All too often, a child that is currently under the protection of Child Protective Services dies or is sexually assaulted.  In these cases, CPS is rarely held accountable.  Laws intended to protect the victim’s privacy can be manipulated and used to protect CPS workers even if negligence on the part of the social services organization can be proven.

In addition, family members often hesitate to challenge CPS for fear of retribution.  Mary Green, who had her 10 year old granddaughter forcibly removed from her home explained, “If a worker becomes angry with you, they’ll get back at you. They’ll get back by taking what they can from you.”  Families involved in a CPS investigation often feel that they are at the mercy of the child protective services agency.

Potential solutions

The potential solutions vary just as greatly as the many proposed flaws.  Changing standards about what constitutes abuse have created a broad range of reportable circumstances, too broad to be handled by a single agency.  Similarly, the functions and range of tasks provided by CPS are too broad.  The agencies act as both the assessors and investigators meaning the agency that is slotted to provide services in order to remediate the problem has the dual task of investigating and punishing the perpetrators.  A clearer delineation of the relationship between CPS and local police authorities and the tasks each is supposed to be responsible for is needed.  In addition, decentralizing or dividing child services tasks amongst various organizations may offer a solution.

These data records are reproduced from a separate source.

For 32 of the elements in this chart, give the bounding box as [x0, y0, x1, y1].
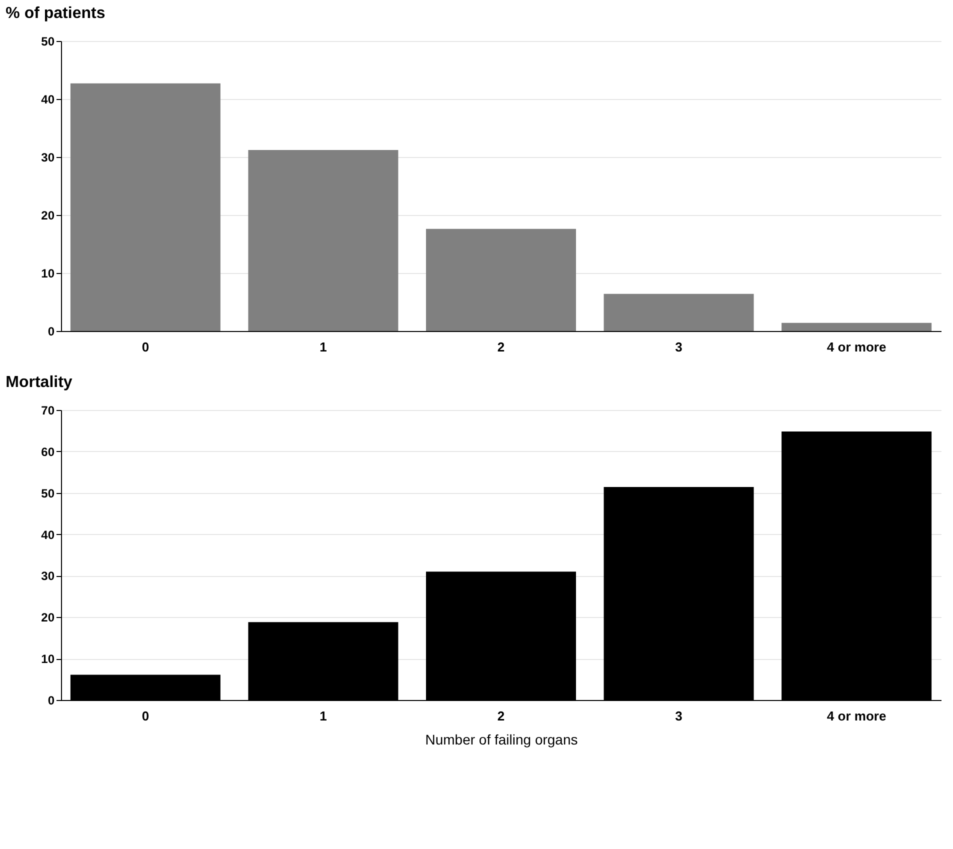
y-tick-label: 30	[41, 569, 55, 584]
bar	[426, 228, 576, 331]
y-tick-label: 40	[41, 528, 55, 542]
y-tick-label: 50	[41, 34, 55, 48]
y-tick-label: 70	[41, 404, 55, 418]
y-tick-label: 10	[41, 652, 55, 666]
x-tick-label: 4 or more	[826, 708, 886, 724]
bar	[248, 150, 398, 331]
y-tick-label: 0	[48, 694, 55, 708]
x-tick-label: 0	[142, 340, 150, 354]
y-tick-label: 10	[41, 266, 55, 280]
chart-title: Mortality	[6, 374, 72, 391]
y-tick-label: 60	[41, 444, 55, 459]
x-tick-label: 4 or more	[826, 340, 886, 354]
x-tick-label: 3	[675, 708, 682, 724]
x-tick-label: 2	[497, 340, 505, 354]
bar	[70, 83, 220, 331]
y-tick-label: 20	[41, 610, 55, 625]
bar	[604, 294, 754, 331]
y-tick-label: 20	[41, 208, 55, 222]
x-tick-label: 1	[320, 340, 327, 354]
y-tick-label: 40	[41, 92, 55, 106]
x-tick-label: 1	[320, 708, 327, 724]
x-axis-title: Number of failing organs	[425, 732, 578, 748]
y-tick-label: 50	[41, 486, 55, 500]
x-tick-label: 3	[675, 340, 682, 354]
bar	[782, 322, 932, 331]
x-tick-label: 0	[142, 708, 150, 724]
y-tick-label: 30	[41, 150, 55, 164]
y-tick-label: 0	[48, 324, 55, 338]
x-tick-label: 2	[497, 708, 505, 724]
chart-title: % of patients	[6, 5, 106, 22]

Furthermore, there is a grave need for financial resources.  In tough economic times, the first costs to be cut are always social services programs.  This forces a greater workload on fewer people, educated and degreed people who are often already underpaid.  If monies cannot be expanded and allocated to these social service programs, then the creation of community centered or volunteer staffed service delivery systems may be required.

And finally, the child protective laws themselves may require change.  Incentive programs should be created to ensure the objective is to place children with adoptive families rather than institutional care centers. Secrecy should be avoided and laws intended to protect victims reworked to ensure CPS and other protective agencies cannot hide their mistakes through laws that were intended to protect the victim.  Child protective services must acknowledge their mistakes and be held accountable in order to make needed corrections.